Service-Genossenschaft Datev bleibt prinzipiell bei OS2, aber

Steuerberater werden noch lange unter DOS weiterarbeiten können

10.07.1992

NÜRNBERG (see) - Noch einmal kräftig von der deutschen Sonderkonjunktur profitiert hat die Steuerberater-Genossenschaft Datev e. G. in ihrem Geschäftsjahr 1991: Umsatz und Überschuß stiegen um 21 beziehungsweise 49 Prozent. Die Festlegung auf OS/2 als Desktop-System der Zukunft in den Mitgliederkanzleien wurde relativiert.

Das Geschäftsvolumen erreichte 741 Millionen Mark, der Bilanzgewinn der Datev belief sich auf 10,9 Millionen Mark. Zwar prognostizierte Vorstandsvorsitzender Heinz Sebiger der Datev weiteres Wachstum, Finanzvorstand Jürgen Hiller jedoch geht von einer Abflachung der Kurve analog zur Abschwächung der deutschen Binnenkonjunktur aus. Zur Jahreshälfte 1992 betrug die Umsatzsteigerung nach seinen Angaben 13 Prozent auf 425 Millionen Mark; für das Jahresende erwartet er einen Erlös "unter 850 Millionen Mark".

Sebiger nahm zur Outsourcing-Diskussion Stellung und betonte, der Erfolg der Datev ließe sich nicht mit diesem Markttrend erklären. Outsourcer seien traditionell Großunternehmen, die aus wirtschaftlichen oder technischen Gründen ihre DV auslagerten. Die Datev-Klientel dagegen bestehe - indirekt über die Steuerberater - vorwiegend aus kleinen und mittelgroßen Firmen, für die eine DV außer Haus seit langem üblich sei. Sebiger bekräftigte, Steuerberater und deren Klienten würden trotz der 1991 um fast 100 Prozent erweiterten CPU-Kapazität im Datev-RZ weiterhin die einzigen Mitglieder und Kunden der Datev bleiben. Die Genossenschaft verfügt nach seinen Angaben gegenwärtig über 796 MIPS Rechen-Power und 973 GB Speicherplatz.
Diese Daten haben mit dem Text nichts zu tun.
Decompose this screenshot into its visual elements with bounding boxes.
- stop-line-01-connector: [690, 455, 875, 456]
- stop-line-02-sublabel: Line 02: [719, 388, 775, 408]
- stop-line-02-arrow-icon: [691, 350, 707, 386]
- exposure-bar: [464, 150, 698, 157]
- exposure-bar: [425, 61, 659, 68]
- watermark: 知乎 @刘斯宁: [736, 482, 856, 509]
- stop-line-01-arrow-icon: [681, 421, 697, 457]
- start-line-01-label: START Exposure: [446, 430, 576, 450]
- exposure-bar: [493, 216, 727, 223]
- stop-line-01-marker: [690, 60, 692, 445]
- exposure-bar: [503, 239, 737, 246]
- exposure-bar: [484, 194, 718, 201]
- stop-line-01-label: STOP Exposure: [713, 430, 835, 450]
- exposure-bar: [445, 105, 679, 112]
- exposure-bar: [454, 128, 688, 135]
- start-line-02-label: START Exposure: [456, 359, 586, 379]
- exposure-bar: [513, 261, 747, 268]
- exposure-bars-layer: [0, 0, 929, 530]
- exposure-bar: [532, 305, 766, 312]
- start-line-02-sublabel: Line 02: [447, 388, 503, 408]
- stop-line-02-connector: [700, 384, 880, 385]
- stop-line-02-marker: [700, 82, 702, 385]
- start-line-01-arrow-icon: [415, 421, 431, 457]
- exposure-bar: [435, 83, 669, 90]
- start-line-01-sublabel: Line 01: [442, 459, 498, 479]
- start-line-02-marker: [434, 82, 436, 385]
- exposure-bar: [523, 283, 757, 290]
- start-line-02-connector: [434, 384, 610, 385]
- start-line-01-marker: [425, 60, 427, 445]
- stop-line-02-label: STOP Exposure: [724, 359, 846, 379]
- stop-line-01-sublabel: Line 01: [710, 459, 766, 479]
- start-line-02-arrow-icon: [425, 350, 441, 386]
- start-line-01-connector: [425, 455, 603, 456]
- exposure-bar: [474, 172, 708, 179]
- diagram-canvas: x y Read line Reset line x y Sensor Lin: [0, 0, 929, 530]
Für das Datev-Verbundsystem, also die PC-Arbeitsplätze in den Beraterkanzleien, gilt laut Sebiger zumindest vorläufig weiterhin der Vorrang von OS/2 als künftiger Plattform. Gleichwohl bekräftigte er, die unter DOS vorhandenen Anwendungen würden so lange gepflegt, wie die Mitglieder solche im Einsatz hätten.

Die Festlegung auf OS/2, in den Jahren zuvor noch als unbedingte Maxime formuliert, erfuhr in Sebigers Ausführungen jedoch eine vorläufige Abschwächung. Der Vorstandsvorsitzende lenkte ein, man müsse abwarten, wann Windows NT komme, wie Microsofts 32-Bit-Umgebung technisch zu beurteilen sei und welches System sich am Markt durchsetzen werde. Dieter Kempf, für den Entwicklungsbereich zuständiges Vorstandsmitglied, äußerte sich wenig zuversichtlich, was eine baldige Verfügbarkeit von Windows NT angehe. Unix ist nach seinen Worten keine Alternative für die Datev.

Sebiger kritisierte die "Hektik des Gesetzgebers" bei der Besteuerung und der Sozialversicherung. Der ständige Anpassungsbedarf der Steuerberater-Programme entziehe der Datev wichtige Ressourcen für Neuentwicklungen. Er forderte von der Legislative, sich mehr Zeit zu lassen, um ausgereiste Gesetze verabschieden zu können. Auf die veränderten Bedingungen des europäischen Binnenmarktes ab 1993 wird die Datev laut Sebiger mit einem "umfassenden EG-Service" für die Mitglieder, zum Beispiel mit einer "EG-Hotline", reagieren.

An der Spitze der Datev wurden Siegbert Rudolph und Dieter Kempf zu stellvertretenden Vorstandsvorsitzenden ernannt. Letzterer ist für den Entwicklungsbereich und Rudolph für das Marketing zuständig.